The text detection threshold of this model is different than the default one. See https://github.com/robertknight/ocrs/discussions/160#discussioncomment-12939717. If using Ocrs, changing the threshold currently requires editing this value in the source: https://github.com/robertknight/ocrs/blob/0e85f3bace12b37b15b7b025c53c0d800caa23f0/ocrs/src/detection.rs#L33.
As for the training dataset and process, this is covered in the README: https://github.com/robertknight/ocrs-models?tab=readme-ov-file#datasets.
The metrics for the training run that produced this model are https://wandb.ai/robertknight/text-detection/runs/ssfbcj81?nw=nwuserrobertknight. Most of the metrics are pixel level so unfortunately not directly interpretable as "how well does text box extraction work". For future runs it would be better gather metrics that more directly reflect the final output after post-processing, or change the model architecture to more directly predict boxes instead of a segmentation mask.

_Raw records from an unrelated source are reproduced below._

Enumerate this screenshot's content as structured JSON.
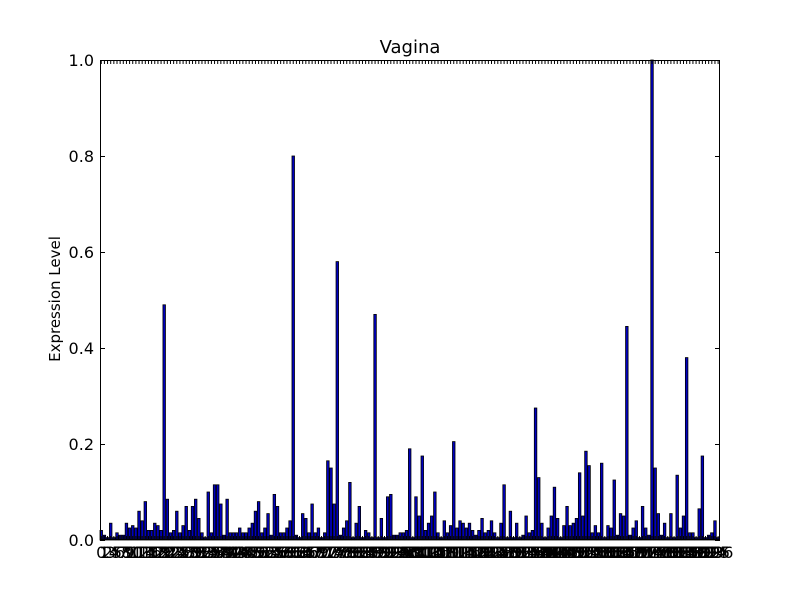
{
  "chart_data": {
    "type": "bar",
    "title": "Vagina",
    "xlabel": "",
    "ylabel": "Expression Level",
    "ylim": [
      0,
      1.0
    ],
    "yticks": [
      "0.0",
      "0.2",
      "0.4",
      "0.6",
      "0.8",
      "1.0"
    ],
    "grid": false,
    "bar_color": "#0000bf",
    "edge_color": "#000000",
    "values": [
      0.02,
      0.01,
      0.005,
      0.035,
      0.005,
      0.015,
      0.01,
      0.01,
      0.035,
      0.025,
      0.03,
      0.025,
      0.06,
      0.04,
      0.08,
      0.02,
      0.02,
      0.035,
      0.03,
      0.02,
      0.49,
      0.085,
      0.015,
      0.02,
      0.06,
      0.015,
      0.03,
      0.07,
      0.02,
      0.07,
      0.085,
      0.045,
      0.015,
      0.005,
      0.1,
      0.015,
      0.115,
      0.115,
      0.075,
      0.01,
      0.085,
      0.015,
      0.015,
      0.015,
      0.025,
      0.015,
      0.015,
      0.025,
      0.035,
      0.06,
      0.08,
      0.015,
      0.025,
      0.055,
      0.01,
      0.095,
      0.07,
      0.015,
      0.015,
      0.025,
      0.04,
      0.8,
      0.01,
      0.005,
      0.055,
      0.045,
      0.015,
      0.075,
      0.015,
      0.025,
      0.005,
      0.015,
      0.165,
      0.15,
      0.075,
      0.58,
      0.01,
      0.025,
      0.04,
      0.12,
      0.005,
      0.035,
      0.07,
      0.005,
      0.02,
      0.015,
      0.005,
      0.47,
      0.005,
      0.045,
      0.005,
      0.09,
      0.095,
      0.01,
      0.01,
      0.015,
      0.015,
      0.02,
      0.19,
      0.005,
      0.09,
      0.05,
      0.175,
      0.02,
      0.035,
      0.05,
      0.1,
      0.015,
      0.005,
      0.04,
      0.015,
      0.03,
      0.205,
      0.025,
      0.04,
      0.035,
      0.025,
      0.035,
      0.02,
      0.01,
      0.02,
      0.045,
      0.015,
      0.02,
      0.04,
      0.015,
      0.005,
      0.035,
      0.115,
      0.005,
      0.06,
      0.005,
      0.035,
      0.005,
      0.01,
      0.05,
      0.015,
      0.02,
      0.275,
      0.13,
      0.035,
      0.005,
      0.025,
      0.05,
      0.11,
      0.045,
      0.005,
      0.03,
      0.07,
      0.03,
      0.035,
      0.045,
      0.14,
      0.05,
      0.185,
      0.155,
      0.015,
      0.03,
      0.015,
      0.16,
      0.005,
      0.03,
      0.025,
      0.125,
      0.01,
      0.055,
      0.05,
      0.445,
      0.01,
      0.025,
      0.04,
      0.005,
      0.07,
      0.025,
      0.01,
      1.0,
      0.15,
      0.055,
      0.01,
      0.035,
      0.005,
      0.055,
      0.005,
      0.135,
      0.025,
      0.05,
      0.38,
      0.015,
      0.015,
      0.005,
      0.065,
      0.175,
      0.005,
      0.01,
      0.015,
      0.04,
      0.005
    ]
  }
}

Hi @robertknight, I followed what you said above. My result looks like as follows after 100 epochs:
'recall': '0.401', 'split_frac': '0.040', 'merged_frac': '0.089', 'precision': '0.443'
dataset: HierText
Did I do anything wrong or miss anything necessary?
Any suggestions would be highly appreciated
Did you start training from scratch or did you try to fine-tune an existing checkpoint?

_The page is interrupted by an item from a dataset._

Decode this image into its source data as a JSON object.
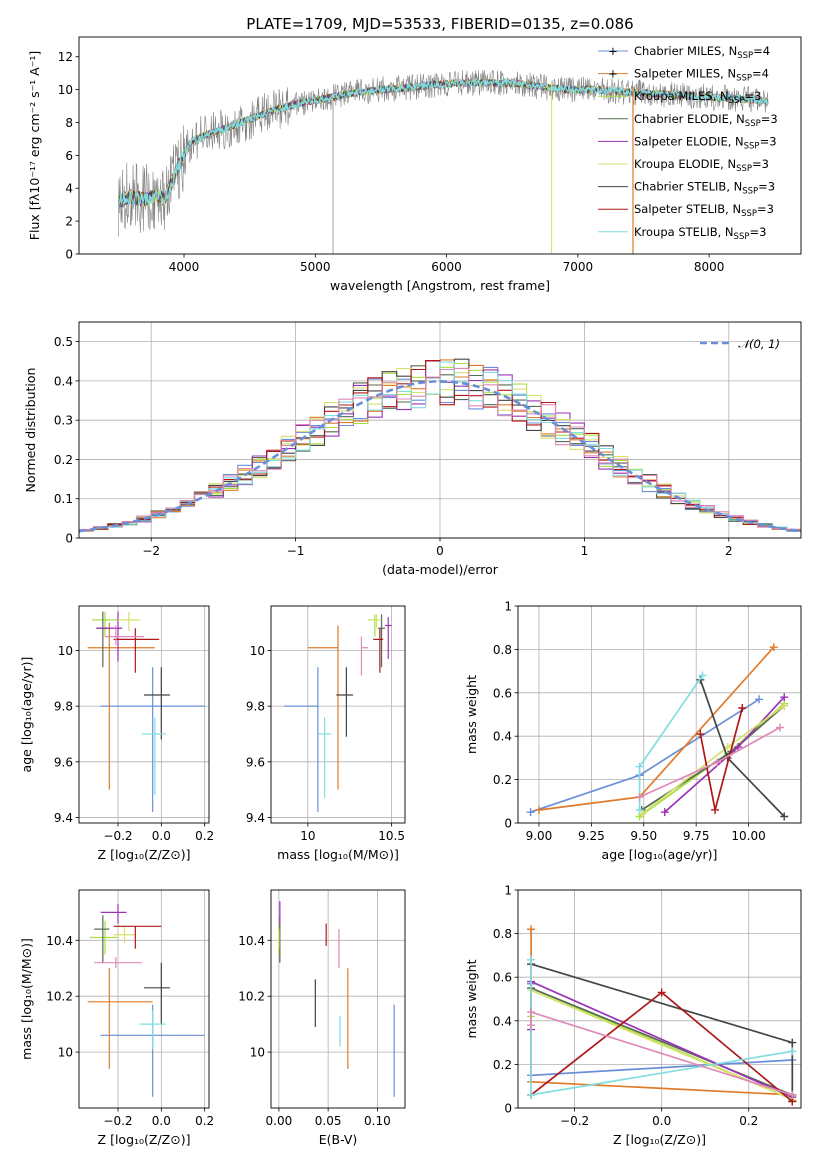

It is helpful to visualize the outputs at different stages to understand errors better. The model itself outputs a pixel-level text/not-text probability. This is then thresholded to get a binary text/not-text classification. Finally post-processing finds connected components in the image and gets the minimum-area oriented bounding rectangles of those. You can get a feel for what these look like using the --text-map, --text-mask and --png flags of the Ocrs CLI tool (see ocrs --help for info).
If you are training or fine-tuning your own model, visualizing training progress using the Weights and Biases integration is helpful. You can check these metrics against previous training runs at https://wandb.ai/robertknight/text-detection?nw=nwuserrobertknight.
Hi @robertknight, Thank you for your quick reply I will follow what you suggested.